Kyiv Post

EU überträgt 1,4 Milliarden Euro aus eingefrorenen russischen Vermögenswerten zur Unterstützung der Ukraine

Der Europäische Union hat angekündigt, 1,4 Milliarden Euro aus den Erträgen eingefrorener Vermögenswerte der russischen Zentralbank zur Unterstützung der Ukraine bereitzustellen.

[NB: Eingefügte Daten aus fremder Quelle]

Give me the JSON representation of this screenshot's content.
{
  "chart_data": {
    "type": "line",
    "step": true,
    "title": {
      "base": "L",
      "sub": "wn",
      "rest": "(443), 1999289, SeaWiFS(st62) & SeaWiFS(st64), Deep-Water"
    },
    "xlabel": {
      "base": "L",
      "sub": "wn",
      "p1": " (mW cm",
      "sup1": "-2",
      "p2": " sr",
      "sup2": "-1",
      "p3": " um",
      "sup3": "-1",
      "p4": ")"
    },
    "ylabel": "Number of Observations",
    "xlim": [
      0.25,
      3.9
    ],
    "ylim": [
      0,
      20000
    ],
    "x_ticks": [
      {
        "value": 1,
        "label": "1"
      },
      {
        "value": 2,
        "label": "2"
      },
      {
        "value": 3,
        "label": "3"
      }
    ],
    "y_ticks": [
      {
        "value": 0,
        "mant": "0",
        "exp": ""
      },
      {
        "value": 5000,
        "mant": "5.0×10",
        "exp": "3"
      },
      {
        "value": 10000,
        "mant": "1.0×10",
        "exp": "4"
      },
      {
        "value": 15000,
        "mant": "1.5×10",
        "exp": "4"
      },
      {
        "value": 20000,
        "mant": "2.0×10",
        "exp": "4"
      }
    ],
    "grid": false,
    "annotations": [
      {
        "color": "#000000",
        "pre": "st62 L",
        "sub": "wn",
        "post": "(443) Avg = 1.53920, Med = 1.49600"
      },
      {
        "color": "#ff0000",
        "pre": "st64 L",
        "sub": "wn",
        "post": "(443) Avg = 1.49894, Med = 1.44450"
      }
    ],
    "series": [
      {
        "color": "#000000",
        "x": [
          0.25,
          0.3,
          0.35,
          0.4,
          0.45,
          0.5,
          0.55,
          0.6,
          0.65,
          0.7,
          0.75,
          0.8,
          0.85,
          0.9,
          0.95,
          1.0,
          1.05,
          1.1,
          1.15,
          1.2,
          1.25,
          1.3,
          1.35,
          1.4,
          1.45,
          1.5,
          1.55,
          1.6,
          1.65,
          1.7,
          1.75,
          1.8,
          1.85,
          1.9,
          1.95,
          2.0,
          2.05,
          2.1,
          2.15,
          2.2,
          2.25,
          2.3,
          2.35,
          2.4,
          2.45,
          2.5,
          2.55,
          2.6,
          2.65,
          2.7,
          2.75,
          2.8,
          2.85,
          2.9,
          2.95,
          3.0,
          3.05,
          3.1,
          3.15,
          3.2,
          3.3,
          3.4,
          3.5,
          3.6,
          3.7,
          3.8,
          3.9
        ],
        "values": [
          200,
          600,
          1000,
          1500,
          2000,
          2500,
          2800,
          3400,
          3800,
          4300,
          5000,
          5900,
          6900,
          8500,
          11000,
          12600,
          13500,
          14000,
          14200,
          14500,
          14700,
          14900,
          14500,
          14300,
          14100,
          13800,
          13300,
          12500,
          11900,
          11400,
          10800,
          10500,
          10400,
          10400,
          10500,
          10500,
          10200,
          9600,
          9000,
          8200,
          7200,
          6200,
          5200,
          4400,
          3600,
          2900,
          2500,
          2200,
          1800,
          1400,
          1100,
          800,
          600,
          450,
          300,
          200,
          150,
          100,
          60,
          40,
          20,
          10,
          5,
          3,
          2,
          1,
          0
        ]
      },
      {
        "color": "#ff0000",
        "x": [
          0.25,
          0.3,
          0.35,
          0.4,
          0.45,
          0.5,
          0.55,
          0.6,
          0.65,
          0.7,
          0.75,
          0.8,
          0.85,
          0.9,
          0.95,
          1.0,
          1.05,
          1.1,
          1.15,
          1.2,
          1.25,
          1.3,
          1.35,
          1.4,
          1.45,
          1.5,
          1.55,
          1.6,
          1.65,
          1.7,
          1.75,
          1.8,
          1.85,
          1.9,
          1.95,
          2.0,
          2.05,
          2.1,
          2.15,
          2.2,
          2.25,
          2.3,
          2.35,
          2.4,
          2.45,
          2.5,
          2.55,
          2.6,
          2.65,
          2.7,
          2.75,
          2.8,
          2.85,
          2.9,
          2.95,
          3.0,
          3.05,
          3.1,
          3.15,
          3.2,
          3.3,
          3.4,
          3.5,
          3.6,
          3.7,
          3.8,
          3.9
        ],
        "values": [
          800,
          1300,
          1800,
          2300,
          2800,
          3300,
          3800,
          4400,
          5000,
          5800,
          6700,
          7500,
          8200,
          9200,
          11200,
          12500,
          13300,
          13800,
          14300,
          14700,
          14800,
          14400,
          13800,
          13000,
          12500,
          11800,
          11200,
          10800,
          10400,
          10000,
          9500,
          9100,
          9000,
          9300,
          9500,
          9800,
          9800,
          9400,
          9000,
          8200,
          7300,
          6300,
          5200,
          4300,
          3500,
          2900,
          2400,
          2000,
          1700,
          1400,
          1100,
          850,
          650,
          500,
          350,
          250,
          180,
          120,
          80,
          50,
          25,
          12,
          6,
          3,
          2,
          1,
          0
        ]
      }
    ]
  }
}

Der Europäische Union hat am Mittwoch, dem 1. April, bekannt gegeben, dass sie 1,4 Milliarden Euro (1,5 Milliarden Dollar) aus den Erträgen eingefrorener Vermögenswerte der russischen Zentralbank erhalten hat. Diese Informationen wurden von der Europäischen Kommission veröffentlicht und unterstreichen die fortwährende Unterstützung der EU für die Ukraine inmitten des anhaltenden Konflikts mit Russland.

Die Gelder, die aus den Zinsen auf die eingefrorenen Vermögenswerte stammen, die unter der Kontrolle der EU stehen, sollen gezielt zur Unterstützung der Ukraine eingesetzt werden. Laut der Europäischen Kommission wird der Großteil der erhaltenen Mittel, nämlich 95%, über den Mechanismus für Kreditkooperation mit der Ukraine verwendet. Dieser Mechanismus hilft der Ukraine, die von der EU und den G7-Partnern bereitgestellten Kredite zu bedienen.

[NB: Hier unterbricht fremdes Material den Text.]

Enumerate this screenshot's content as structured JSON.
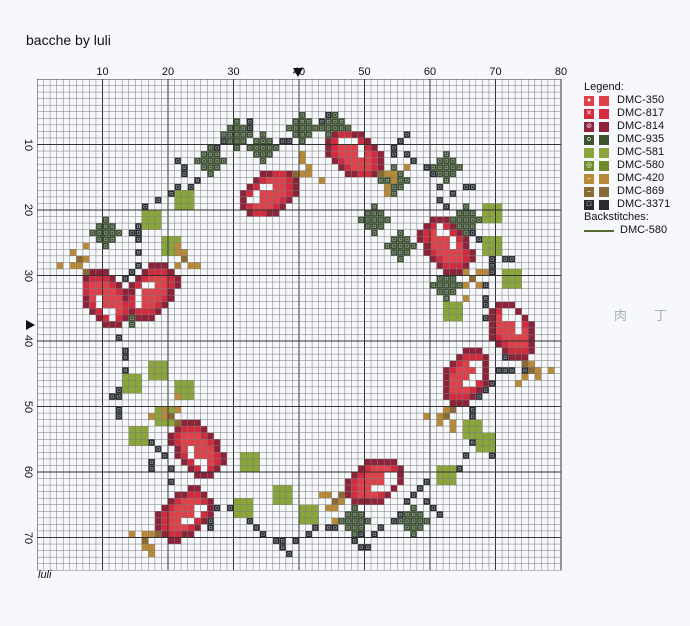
{
  "title": "bacche by luli",
  "signature": "luli",
  "axes": {
    "x_ticks": [
      "10",
      "20",
      "30",
      "40",
      "50",
      "60",
      "70",
      "80"
    ],
    "y_ticks": [
      "10",
      "20",
      "30",
      "40",
      "50",
      "60",
      "70"
    ],
    "columns": 80,
    "rows": 75
  },
  "legend": {
    "heading": "Legend:",
    "items": [
      {
        "label": "DMC-350",
        "color": "#e0404a",
        "symbol": "●"
      },
      {
        "label": "DMC-817",
        "color": "#d42a3e",
        "symbol": "✕"
      },
      {
        "label": "DMC-814",
        "color": "#8e2238",
        "symbol": "⊘"
      },
      {
        "label": "DMC-935",
        "color": "#3e5230",
        "symbol": "o"
      },
      {
        "label": "DMC-581",
        "color": "#8aa63a",
        "symbol": "·"
      },
      {
        "label": "DMC-580",
        "color": "#6f8a2a",
        "symbol": "◎"
      },
      {
        "label": "DMC-420",
        "color": "#b88a38",
        "symbol": "–"
      },
      {
        "label": "DMC-869",
        "color": "#8a6a34",
        "symbol": "–"
      },
      {
        "label": "DMC-3371",
        "color": "#2a2a30",
        "symbol": "□"
      }
    ],
    "backstitch_heading": "Backstitches:",
    "backstitch": {
      "label": "DMC-580",
      "color": "#556b2f"
    }
  },
  "watermark": [
    "肉",
    "丁"
  ]
}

Die verbleibenden 5% der Gelder werden über den Europäischen Friedensfonds bereitgestellt, um die militärischen und verteidigungstechnischen Bedürfnisse der Ukraine zu decken. Dies zeigt das Engagement der EU, nicht nur humanitäre Hilfe zu leisten, sondern auch die Verteidigungsfähigkeit der Ukraine zu stärken.

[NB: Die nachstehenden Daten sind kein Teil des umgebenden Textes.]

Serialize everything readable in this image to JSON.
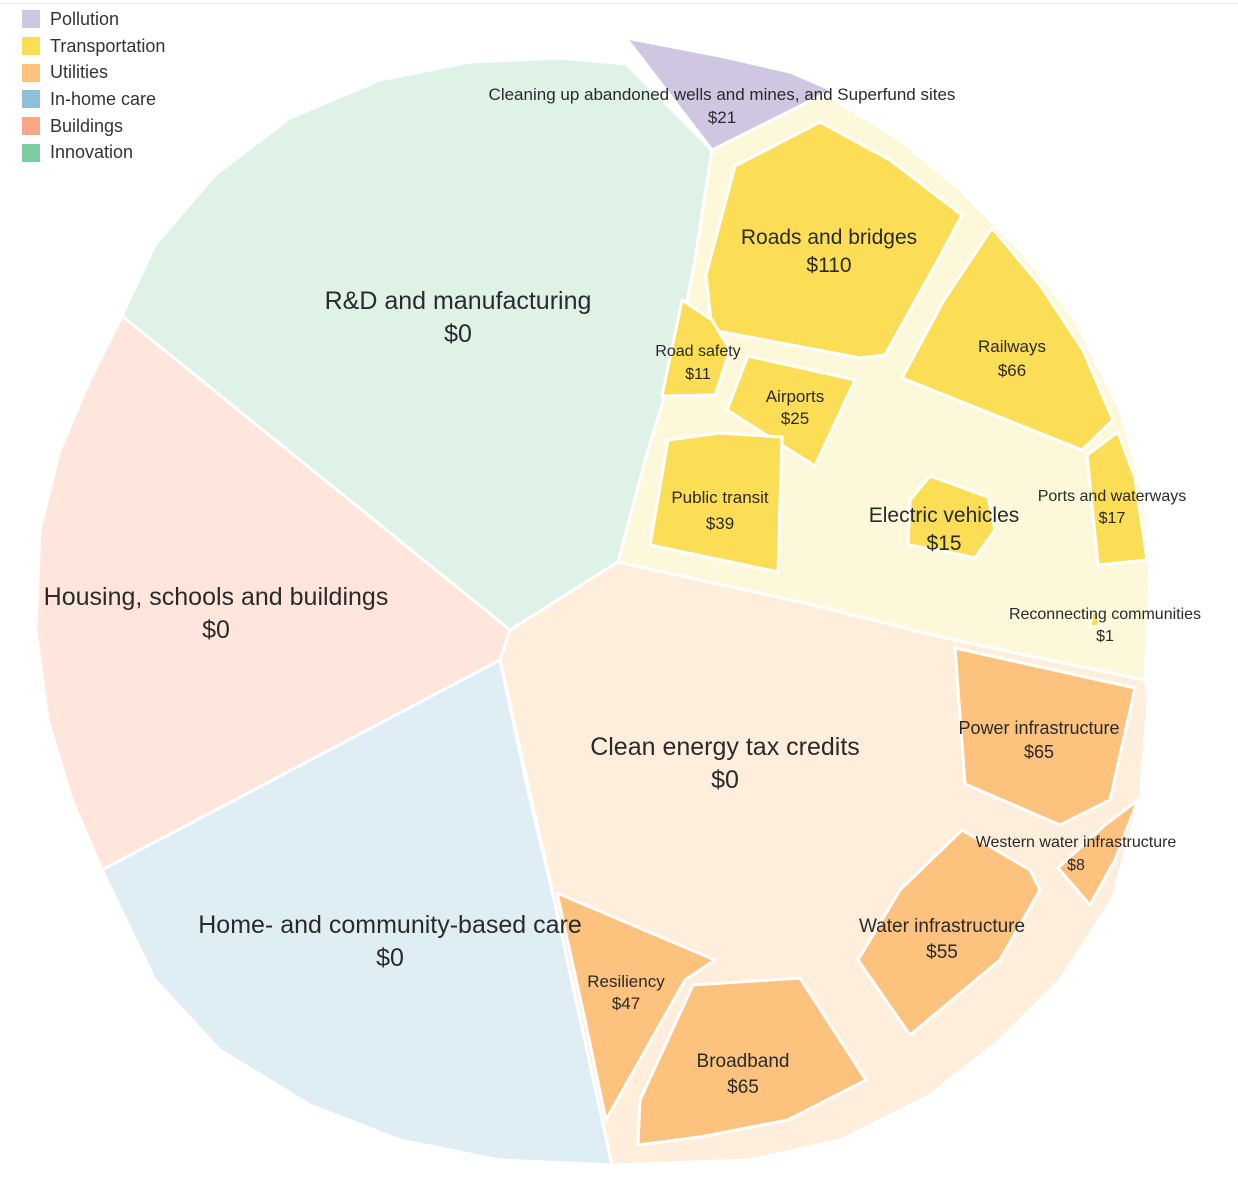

Ursula von der Leyen, die Präsidentin der Europäischen Kommission, betonte, dass diese finanziellen Mittel entscheidend dazu beitragen werden, staatliche Dienstleistungen in der Ukraine aufrechtzuerhalten und die ukrainischen Streitkräfte zu stärken. Ihre Aussage verdeutlicht die strategische Bedeutung dieser Unterstützung in einer Zeit, in der die Ukraine dringend auf internationale Hilfe angewiesen ist.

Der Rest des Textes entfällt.